I want to define a macro that will replace some placeholders in makefiles and systemd unit files with the results of RPM variables (macros). However, I don't know if the way expansion works will make the following behave correctly:

%define repl_vars() (sed -e "s:\${LIBEXECDIR}:%{_libexecdir}:g" -e "s:\${LOCALSTATEDIR}:%{_localstatedir}:g" -e "s:\${SYSCONFIGDIR}:%{_sysconfdir}:g" %{1} > %{1}.new && mv %{1}.new %{1})

Where the capitalized ${...} are the placeholders to be replaced with the actual paths held by the standard RPM variables (macros).

Also, escaping the $ of the placeholders with \ works in Bash and stuff I put in the %install section of the SPEC file, but is that still valid in a macro? And is the %{1} valid, as I've never seen an example -- and if not, how do I concatenate .new to %1?
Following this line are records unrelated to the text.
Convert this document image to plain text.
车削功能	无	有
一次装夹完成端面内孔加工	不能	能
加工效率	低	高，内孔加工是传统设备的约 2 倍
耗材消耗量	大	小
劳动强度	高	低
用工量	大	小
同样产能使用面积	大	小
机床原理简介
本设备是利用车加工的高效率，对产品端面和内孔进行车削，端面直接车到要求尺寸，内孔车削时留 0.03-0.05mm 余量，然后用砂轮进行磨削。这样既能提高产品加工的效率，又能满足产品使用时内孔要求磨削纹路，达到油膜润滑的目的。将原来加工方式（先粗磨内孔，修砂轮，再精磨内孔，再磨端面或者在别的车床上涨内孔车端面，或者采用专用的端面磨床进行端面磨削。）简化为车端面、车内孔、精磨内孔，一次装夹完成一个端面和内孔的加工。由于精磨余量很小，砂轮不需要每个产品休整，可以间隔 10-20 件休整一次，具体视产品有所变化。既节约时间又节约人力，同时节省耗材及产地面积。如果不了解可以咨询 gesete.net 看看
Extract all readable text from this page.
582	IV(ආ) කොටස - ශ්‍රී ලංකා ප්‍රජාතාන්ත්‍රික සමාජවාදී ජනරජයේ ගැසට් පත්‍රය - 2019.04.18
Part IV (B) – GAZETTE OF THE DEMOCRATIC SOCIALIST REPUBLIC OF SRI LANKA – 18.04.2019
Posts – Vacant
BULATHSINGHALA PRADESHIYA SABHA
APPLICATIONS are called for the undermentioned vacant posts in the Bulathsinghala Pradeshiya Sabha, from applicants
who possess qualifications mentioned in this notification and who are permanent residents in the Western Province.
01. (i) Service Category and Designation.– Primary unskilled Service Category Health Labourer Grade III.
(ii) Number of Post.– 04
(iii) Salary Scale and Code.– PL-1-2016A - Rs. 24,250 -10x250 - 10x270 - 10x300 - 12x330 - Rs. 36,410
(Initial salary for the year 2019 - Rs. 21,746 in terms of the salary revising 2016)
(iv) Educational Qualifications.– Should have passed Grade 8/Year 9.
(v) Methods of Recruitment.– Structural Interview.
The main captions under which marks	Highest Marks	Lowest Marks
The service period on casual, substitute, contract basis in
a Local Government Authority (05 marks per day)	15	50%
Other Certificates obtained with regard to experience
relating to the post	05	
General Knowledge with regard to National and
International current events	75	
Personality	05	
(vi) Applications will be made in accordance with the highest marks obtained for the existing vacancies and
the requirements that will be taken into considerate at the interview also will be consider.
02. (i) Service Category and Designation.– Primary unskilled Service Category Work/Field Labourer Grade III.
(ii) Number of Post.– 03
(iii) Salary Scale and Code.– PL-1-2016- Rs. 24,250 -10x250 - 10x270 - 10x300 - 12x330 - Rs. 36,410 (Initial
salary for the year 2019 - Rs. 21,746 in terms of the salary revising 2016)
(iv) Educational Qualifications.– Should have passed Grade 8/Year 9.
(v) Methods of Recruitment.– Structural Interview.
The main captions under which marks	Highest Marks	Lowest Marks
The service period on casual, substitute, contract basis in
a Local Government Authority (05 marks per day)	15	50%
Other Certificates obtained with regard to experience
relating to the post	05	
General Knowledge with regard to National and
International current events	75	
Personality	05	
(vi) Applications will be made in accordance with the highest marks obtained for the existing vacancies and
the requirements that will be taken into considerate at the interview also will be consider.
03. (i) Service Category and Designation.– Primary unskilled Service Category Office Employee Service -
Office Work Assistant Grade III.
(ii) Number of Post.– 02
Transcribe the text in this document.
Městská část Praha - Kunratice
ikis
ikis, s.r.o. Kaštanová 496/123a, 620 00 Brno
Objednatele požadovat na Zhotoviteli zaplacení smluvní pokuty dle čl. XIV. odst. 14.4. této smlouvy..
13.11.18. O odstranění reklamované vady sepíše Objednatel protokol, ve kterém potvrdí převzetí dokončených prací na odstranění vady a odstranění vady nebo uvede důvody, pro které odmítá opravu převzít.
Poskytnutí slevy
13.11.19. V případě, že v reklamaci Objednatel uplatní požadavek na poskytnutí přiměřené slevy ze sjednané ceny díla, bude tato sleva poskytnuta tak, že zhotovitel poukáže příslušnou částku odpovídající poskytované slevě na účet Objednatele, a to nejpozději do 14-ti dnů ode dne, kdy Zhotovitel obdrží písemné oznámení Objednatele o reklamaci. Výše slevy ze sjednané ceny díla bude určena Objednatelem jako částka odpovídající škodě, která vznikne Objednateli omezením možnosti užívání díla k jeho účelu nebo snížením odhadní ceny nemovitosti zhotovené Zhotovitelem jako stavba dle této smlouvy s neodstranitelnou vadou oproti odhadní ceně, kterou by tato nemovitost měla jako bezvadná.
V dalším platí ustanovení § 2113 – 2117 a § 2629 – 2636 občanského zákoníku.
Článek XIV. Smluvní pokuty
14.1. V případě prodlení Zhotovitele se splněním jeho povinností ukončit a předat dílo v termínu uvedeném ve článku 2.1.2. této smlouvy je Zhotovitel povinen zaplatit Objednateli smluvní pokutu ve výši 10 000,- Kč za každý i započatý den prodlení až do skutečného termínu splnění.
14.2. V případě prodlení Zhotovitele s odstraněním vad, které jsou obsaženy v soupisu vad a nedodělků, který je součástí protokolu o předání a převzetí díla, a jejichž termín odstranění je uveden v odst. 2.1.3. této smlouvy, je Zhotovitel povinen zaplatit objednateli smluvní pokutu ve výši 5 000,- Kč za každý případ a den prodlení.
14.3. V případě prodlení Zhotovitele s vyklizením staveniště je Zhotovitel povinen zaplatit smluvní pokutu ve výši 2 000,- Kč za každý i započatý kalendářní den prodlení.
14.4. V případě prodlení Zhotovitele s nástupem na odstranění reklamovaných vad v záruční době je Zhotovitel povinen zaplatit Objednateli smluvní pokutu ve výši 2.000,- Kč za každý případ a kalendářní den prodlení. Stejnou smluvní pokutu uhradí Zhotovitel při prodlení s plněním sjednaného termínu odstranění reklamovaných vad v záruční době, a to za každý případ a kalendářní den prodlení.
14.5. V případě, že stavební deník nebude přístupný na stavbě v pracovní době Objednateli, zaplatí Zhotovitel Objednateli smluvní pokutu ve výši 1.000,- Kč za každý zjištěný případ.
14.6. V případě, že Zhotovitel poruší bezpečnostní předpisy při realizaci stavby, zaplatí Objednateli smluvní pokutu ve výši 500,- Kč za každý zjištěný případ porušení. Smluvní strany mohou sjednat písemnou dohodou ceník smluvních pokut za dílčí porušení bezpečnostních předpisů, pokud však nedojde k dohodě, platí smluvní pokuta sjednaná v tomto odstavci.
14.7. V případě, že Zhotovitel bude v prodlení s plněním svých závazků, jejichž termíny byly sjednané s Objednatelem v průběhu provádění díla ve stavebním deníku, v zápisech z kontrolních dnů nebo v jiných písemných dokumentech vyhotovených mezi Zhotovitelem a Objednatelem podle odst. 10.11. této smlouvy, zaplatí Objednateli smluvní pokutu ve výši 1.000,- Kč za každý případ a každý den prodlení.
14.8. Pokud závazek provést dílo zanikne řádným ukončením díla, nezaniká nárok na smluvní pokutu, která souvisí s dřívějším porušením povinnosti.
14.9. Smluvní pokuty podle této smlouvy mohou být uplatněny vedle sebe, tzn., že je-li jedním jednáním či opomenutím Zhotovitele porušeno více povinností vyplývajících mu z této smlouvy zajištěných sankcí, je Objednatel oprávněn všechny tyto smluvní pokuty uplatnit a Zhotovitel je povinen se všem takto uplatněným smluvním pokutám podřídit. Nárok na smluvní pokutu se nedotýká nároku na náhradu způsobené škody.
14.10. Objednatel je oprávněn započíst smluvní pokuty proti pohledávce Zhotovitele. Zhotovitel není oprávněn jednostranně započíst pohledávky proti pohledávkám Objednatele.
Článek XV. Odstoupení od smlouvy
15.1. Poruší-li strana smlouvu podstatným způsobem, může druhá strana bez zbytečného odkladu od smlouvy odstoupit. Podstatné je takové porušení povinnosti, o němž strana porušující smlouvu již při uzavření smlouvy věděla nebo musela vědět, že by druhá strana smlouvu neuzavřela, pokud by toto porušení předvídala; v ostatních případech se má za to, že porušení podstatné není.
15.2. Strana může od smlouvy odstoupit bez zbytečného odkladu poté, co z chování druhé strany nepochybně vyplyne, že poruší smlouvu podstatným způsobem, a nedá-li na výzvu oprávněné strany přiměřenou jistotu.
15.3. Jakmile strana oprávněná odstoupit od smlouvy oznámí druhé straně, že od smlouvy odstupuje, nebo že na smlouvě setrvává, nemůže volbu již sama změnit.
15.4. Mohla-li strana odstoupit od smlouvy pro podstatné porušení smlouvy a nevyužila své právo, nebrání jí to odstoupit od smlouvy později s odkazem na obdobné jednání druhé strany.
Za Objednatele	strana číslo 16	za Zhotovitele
If this is wrong, how do I do it?

Upvotes: 3

Views: 4085

Answers (1)

Etan Reisner
Etan Reisner

Reputation: 80911

tl;dr Yes, that looks basically correct to me. See http://www.rpm.org/wiki/PackagerDocs/Macros for some (somewhat outdated but still largely relevant) documentation.

Macros that are to be expanded in a shell context in a spec file just want to expand to the literal lines that you would write in the spec file section manually.

So assuming you want something to the effect of:

%install
....
sed -e 's:${LIBEXECDIR}:%{_libexecdir}:g' -e 's:${LOCALSTATEDIR}:%{_localstatedir}:g' -e 's:${SYSCONFIGDIR}:%{_sysconfdir}:g' 'some_file' > 'some_file.new' && mv 'some_file.new' 'some_file'
....

And you want to call your macro as %repl_vars some_file then you want a macro roughly like this:

%define repl_vars() sed -e 's:${LIBEXECDIR}:%{_libexecdir}:g' -e 's:${LOCALSTATEDIR}:%{_localstatedir}:g' -e 's:${SYSCONFIGDIR}:%{_sysconfdir}:g' '%{1}' > '%{1}.new' && mv '%{1}.new' '%{1}'

Notice I switched to single quotes instead of double quotes to avoid $ from being evaluated and needing to be escaped. I also dropped the wrapping () because this didn't seem to need the forced sub-shell.